Halloween is a time for haunted houses, dressing up, and one of a handful of days where it is perfectly acceptable to eat candy for dinner. But one family’s sign feels decidedly more like Scrooge came early and decided to set up shop for the festivities, refusing to hand out candy if a kid isn’t from their neighborhood.

Adventures of a Couponista came across the photo and though the source is unknown, its creator clearly had a lot to say about trick-or-treating for children who don’t live in their neighborhood. “Due to the fact that people from other neighborhoods truck their children into this neighborhood by the dozens, this house will no longer be handing out candy,” the sign reads. “Thank you for ruining Halloween for us and the children who actually live here. Thx for your understanding now go away!”

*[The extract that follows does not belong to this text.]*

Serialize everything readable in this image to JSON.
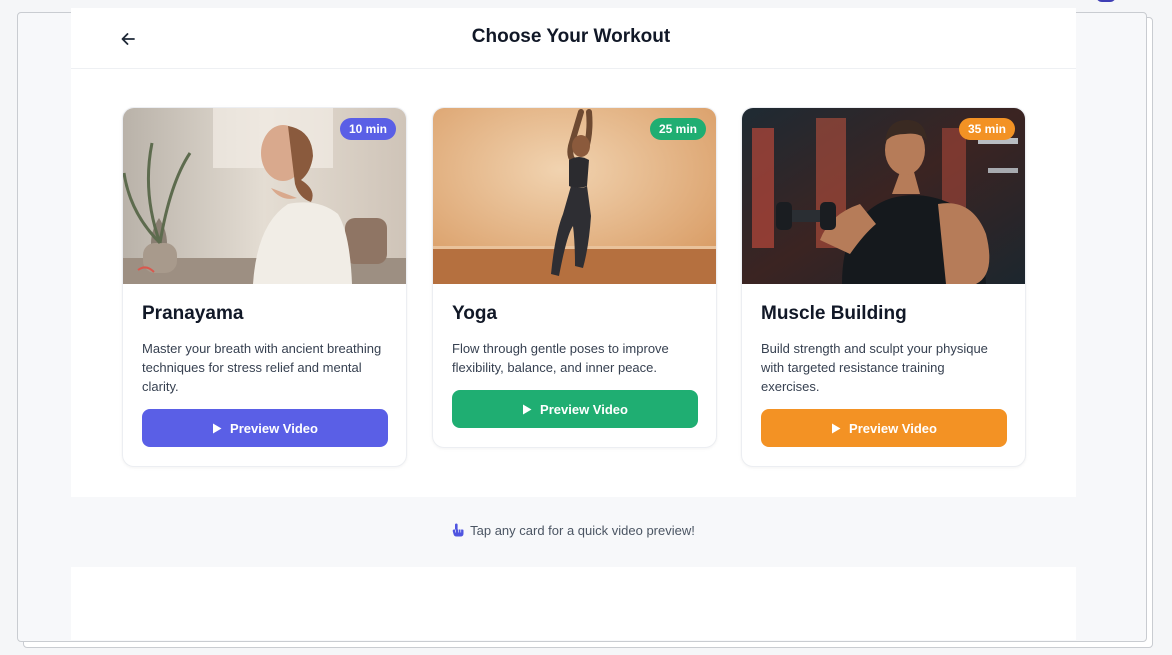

So, there’s a lot to unpack here. First, how do you define exactly where a neighborhood begins and ends? If the kids are coming from three streets over, is that considered against the rules? Do families need to set up strict zoning policies for an acceptable distance to travel? Should neighbors mark a circumference in chalk around their ‘hood and only those within the circle get candy?

Also what about the kids who live in rural areas where there may not be a house for miles to trick-or-treat? Where are they supposed to go? And others who don’t feel safe trick-or-treating in their neighborhoods. Should those kids be left out of the chance to experience Halloween? The night is about creating fun for all kids, not just the ones who live within a certain mileage of someone’s home.

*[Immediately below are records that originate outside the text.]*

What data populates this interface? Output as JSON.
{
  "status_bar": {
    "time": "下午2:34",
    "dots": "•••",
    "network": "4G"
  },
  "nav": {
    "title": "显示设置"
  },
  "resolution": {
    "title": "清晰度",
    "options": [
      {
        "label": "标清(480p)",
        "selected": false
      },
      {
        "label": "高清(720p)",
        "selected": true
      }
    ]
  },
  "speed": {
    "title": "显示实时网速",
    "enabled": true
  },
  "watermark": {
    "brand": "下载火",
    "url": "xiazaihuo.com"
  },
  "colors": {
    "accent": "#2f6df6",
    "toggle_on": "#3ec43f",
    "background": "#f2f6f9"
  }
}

It seems based on the reactions others agree:

“The bah humbug of Halloween. You only have to turn out your lights when all the candy is gone.”

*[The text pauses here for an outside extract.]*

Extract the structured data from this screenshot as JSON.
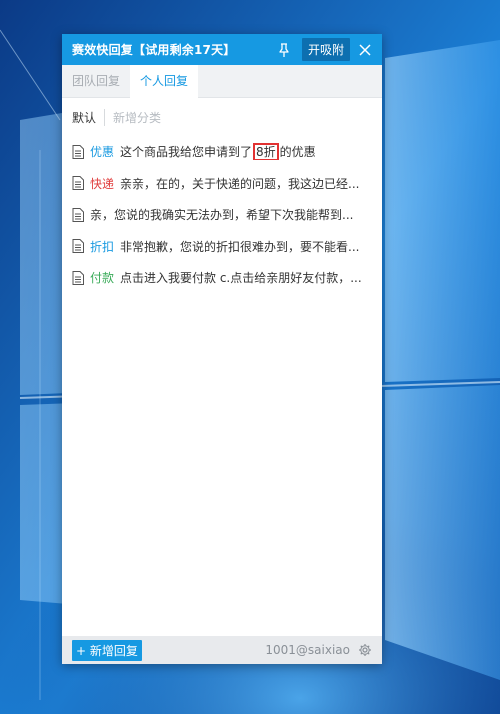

“We lived in the country where our house was the only house. Where the heck were we supposed to take our kids? We went to their grandparents house and everyone was so kind. I always buy extra candy now that I live in a neighborhood. People come to my door, they are getting candy!”

“Seriously? Buy more candy, not everyone can live in a neighborhood. People are mean.”

“What difference does it make? It’s about handing out candy to kids. If their neighborhood isn’t safe enough, or people don’t pass out candy, I see nothing wrong with the kids trick-or-treating in safer neighborhoods. Good grief!”

“What the hell… Some people live in the country where there is no trick or treating. Trick or treating isn’t for adults to be judgmental of children it is meant for kids to be able to dress up as their hero or favorite monster and have fun.”

It doesn’t make a lot of sense to punish trick-or-treaters because there are a few more handfuls of candy to pass out. If the candy runs out, turn off your lights and call it a night. Perhaps this family ruined their own Halloween rather than the other way around.